Last summer, Motley Fool columnist Morgan Housel wrote that the deductibility of mortgage interest would lower tax revenue "by $1.4 trillion over the next decade." Removing the deduction would make home prices more affordable and would also discourage Americans from levering up to buy property.

And yet, very few people favor removing the deduction.

In late March, Robert Shiller stopped by Motley Fool Headquarters for an hour-long interview about home prices, stocks, bubbles, and more. A Yale professor who just published his 10th book, Finance and the Good Society, Shiller is the co-creator of the S&P Case-Shiller Home Price Index and is an expert on U.S. housing.
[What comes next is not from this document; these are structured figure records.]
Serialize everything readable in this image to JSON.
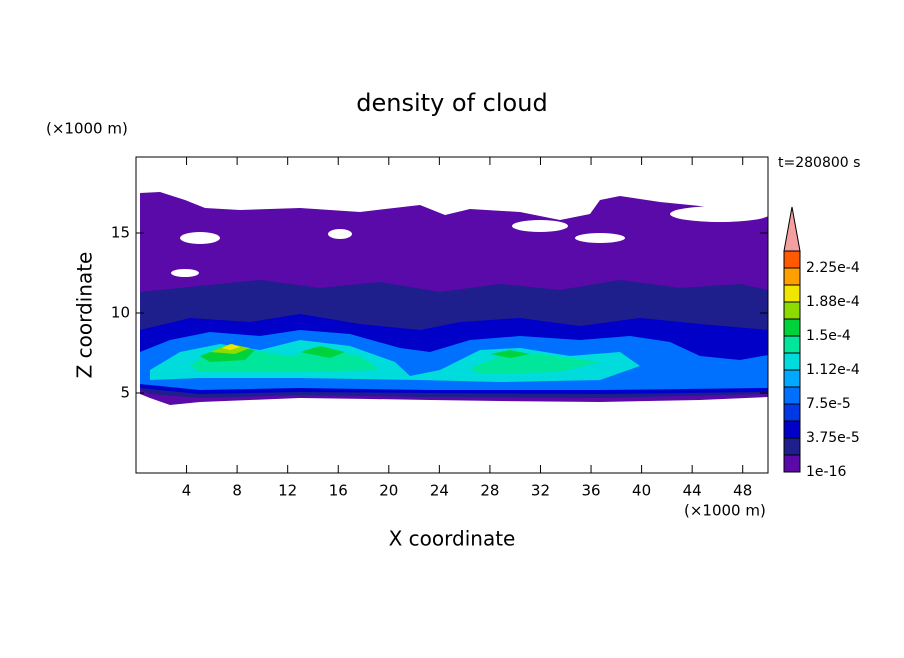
{
  "chart_data": {
    "type": "contour",
    "title": "density of cloud",
    "x_label": "X coordinate",
    "y_label": "Z coordinate",
    "x_unit": "(×1000 m)",
    "y_unit": "(×1000 m)",
    "time_label": "t=280800 s",
    "xlim": [
      0,
      50
    ],
    "ylim": [
      0,
      19.75
    ],
    "xticks": [
      4,
      8,
      12,
      16,
      20,
      24,
      28,
      32,
      36,
      40,
      44,
      48
    ],
    "yticks": [
      5,
      10,
      15
    ],
    "colorbar": {
      "levels": [
        1e-16,
        1.875e-05,
        {
          "value": 3.75e-05,
          "label": "3.75e-5"
        },
        5.625e-05,
        {
          "value": 7.5e-05,
          "label": "7.5e-5"
        },
        9.375e-05,
        {
          "value": 0.000112,
          "label": "1.12e-4"
        },
        0.00013125,
        {
          "value": 0.00015,
          "label": "1.5e-4"
        },
        0.00016875,
        {
          "value": 0.000188,
          "label": "1.88e-4"
        },
        0.00020625,
        {
          "value": 0.000225,
          "label": "2.25e-4"
        },
        0.00024375
      ],
      "colors": [
        "#5a0aa8",
        "#1e1e8c",
        "#0000c8",
        "#0038e6",
        "#0070ff",
        "#00a8ff",
        "#00dcdc",
        "#00e69b",
        "#00d23c",
        "#8cdc00",
        "#f0e600",
        "#ffa000",
        "#ff5a00"
      ],
      "extend_color": "#f4a0a0"
    }
  }
}
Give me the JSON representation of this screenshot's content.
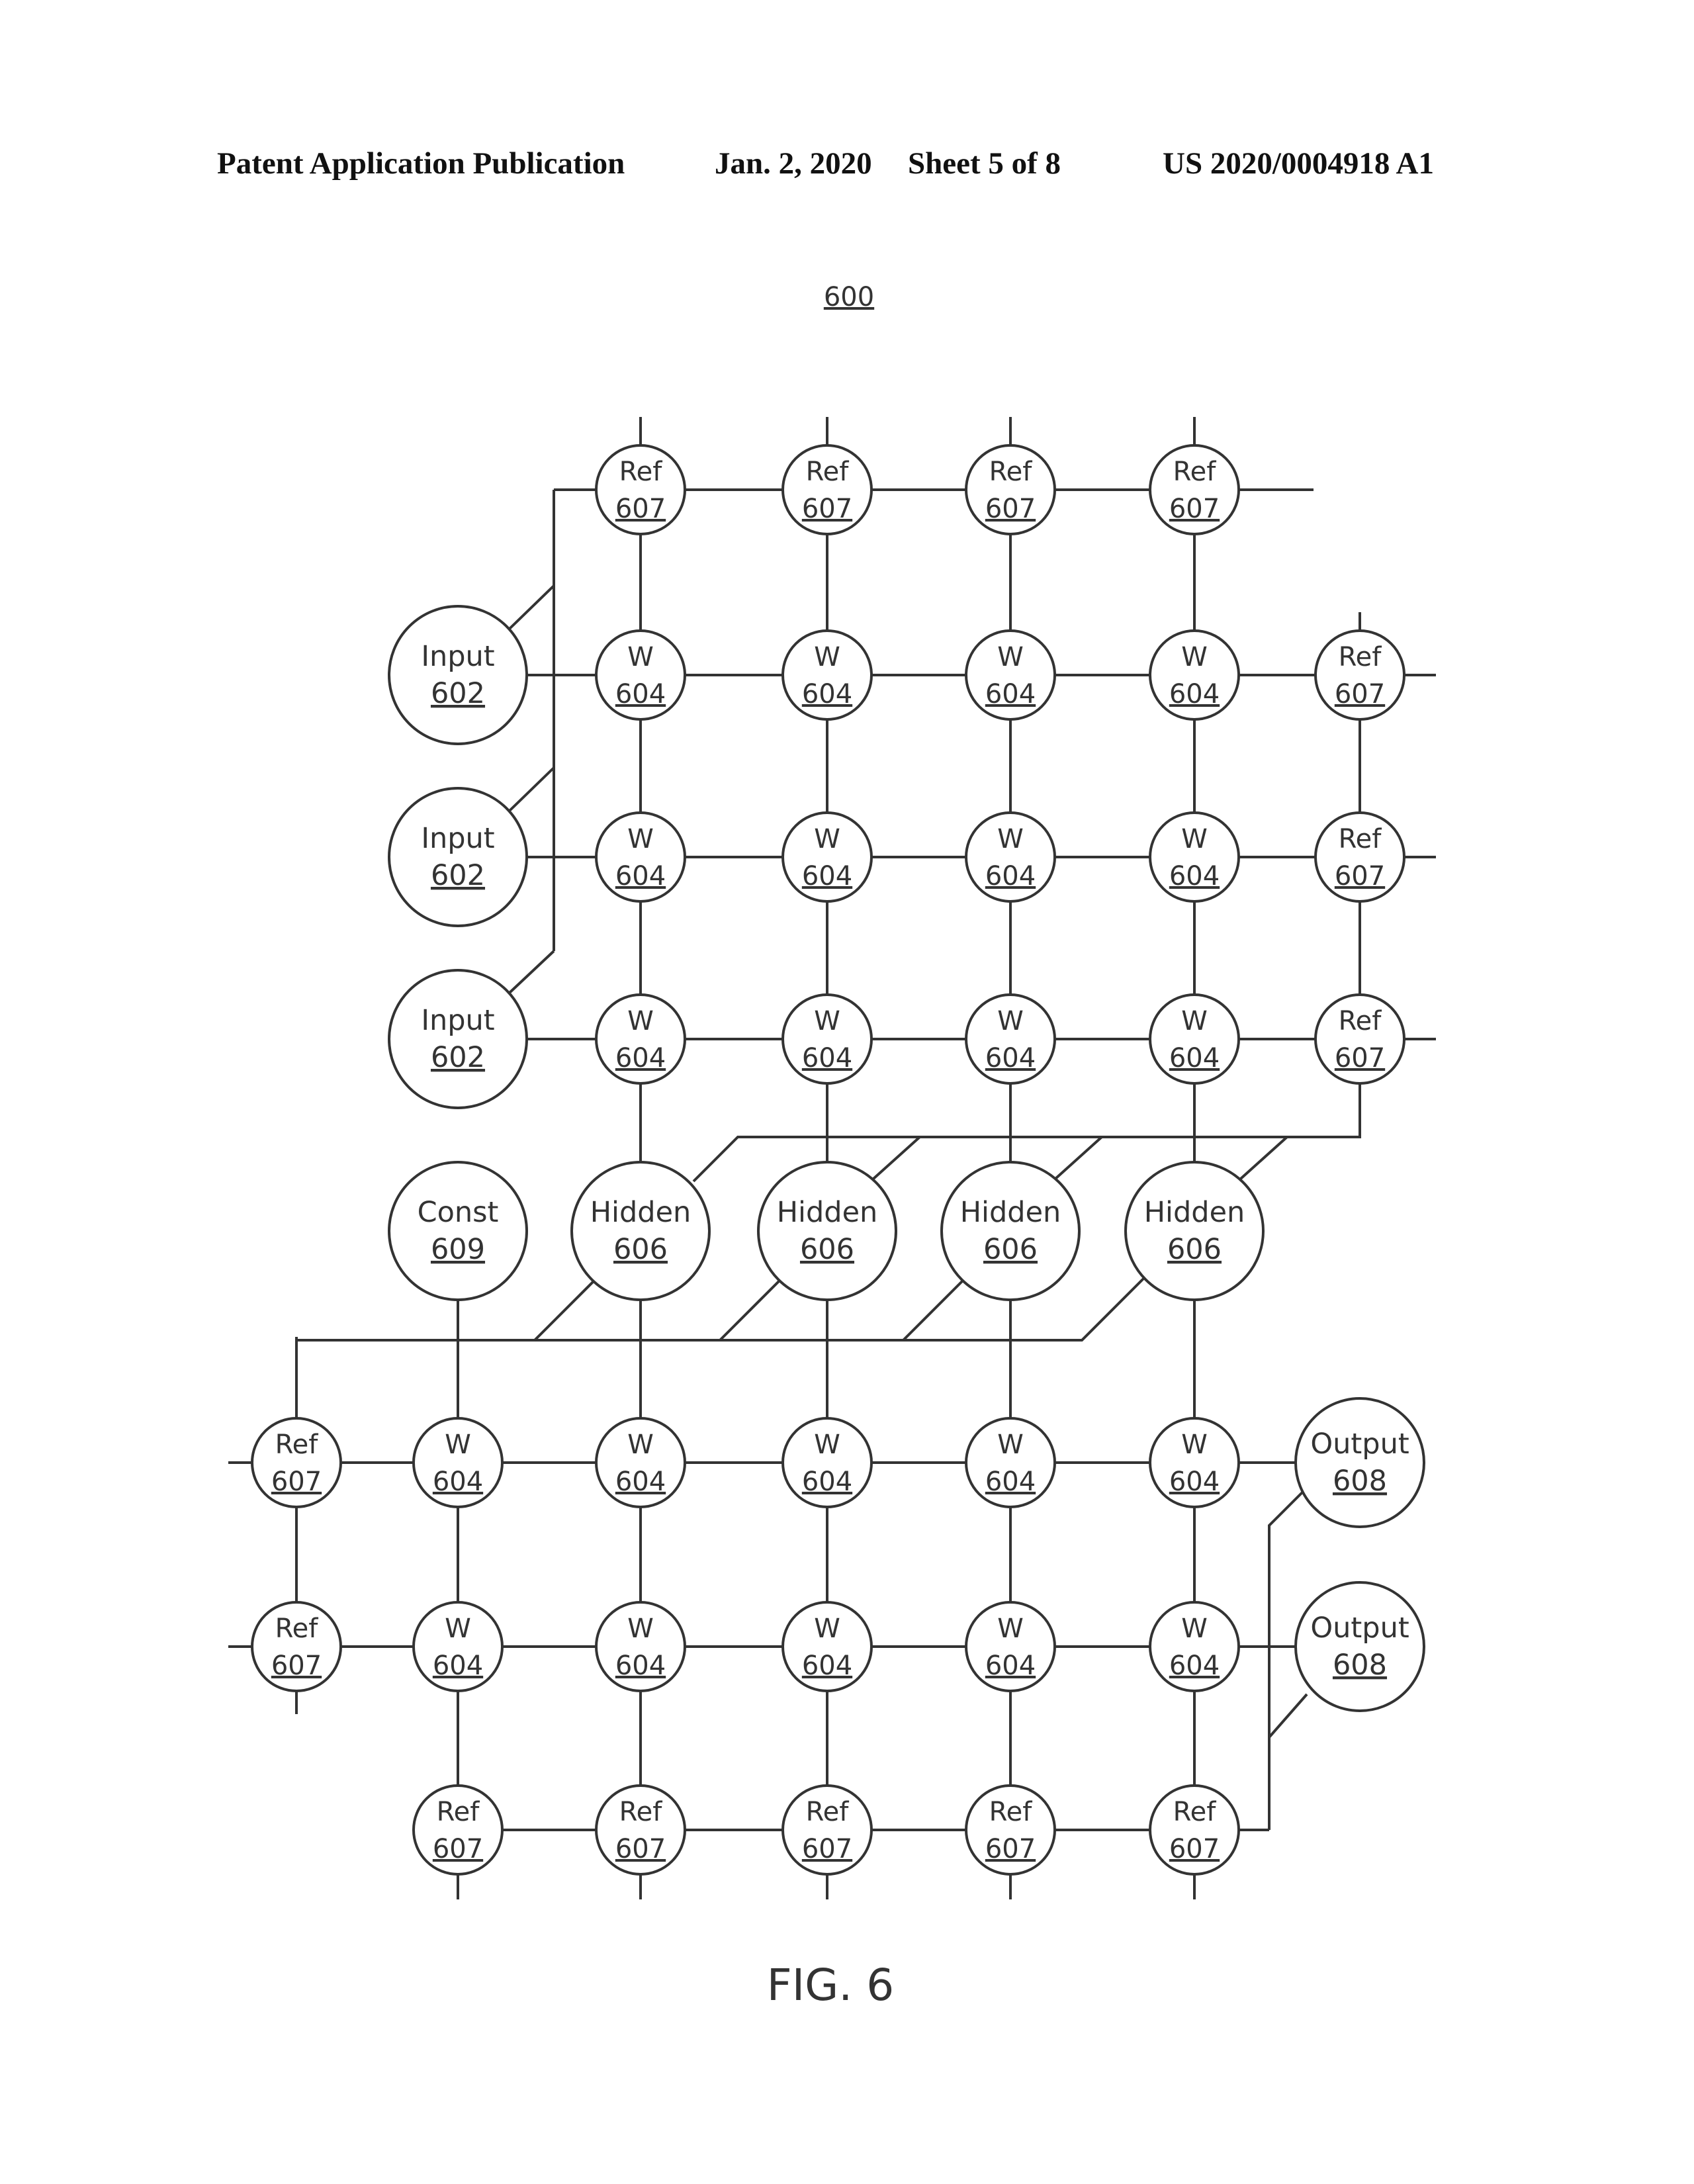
{
  "header": {
    "publication": "Patent Application Publication",
    "date": "Jan. 2, 2020",
    "sheet": "Sheet 5 of 8",
    "patent_number": "US 2020/0004918 A1"
  },
  "figure": {
    "reference_number": "600",
    "caption": "FIG. 6"
  },
  "node_types": {
    "ref": {
      "label": "Ref",
      "number": "607"
    },
    "weight": {
      "label": "W",
      "number": "604"
    },
    "input": {
      "label": "Input",
      "number": "602"
    },
    "hidden": {
      "label": "Hidden",
      "number": "606"
    },
    "const": {
      "label": "Const",
      "number": "609"
    },
    "output": {
      "label": "Output",
      "number": "608"
    }
  },
  "colors": {
    "line": "#333333",
    "text": "#333333",
    "background": "#ffffff"
  }
}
In the video below, I ask Shiller for his thoughts on the mortgage interest deduction. See what he thinks it's good for, and who he thinks should benefit from some governmental subsidy. (Run time is 1:10; a transcript is below.)

Brian Richards: Are you in favor of tweaking the mortgage interest deduction?

Robert Shiller: I wrote a New York Times op/ed in January advocating switching from a mortgage deduction to a mortgage credit, and it would be aimed at lower-income people. We might have a cap on it -- I think that homeownership is beneficial to this country to the extent that it brings people who might be having difficulty feeling part of the middle class into the middle class. And there have been studies that show that it creates a sense of citizenship and responsibility.

It's also our American style, and I think people feel more involved in this country as a homeowner. But it's not for everybody, but I think that having some subsidy for homeownership focused on lower-income people should probably continue.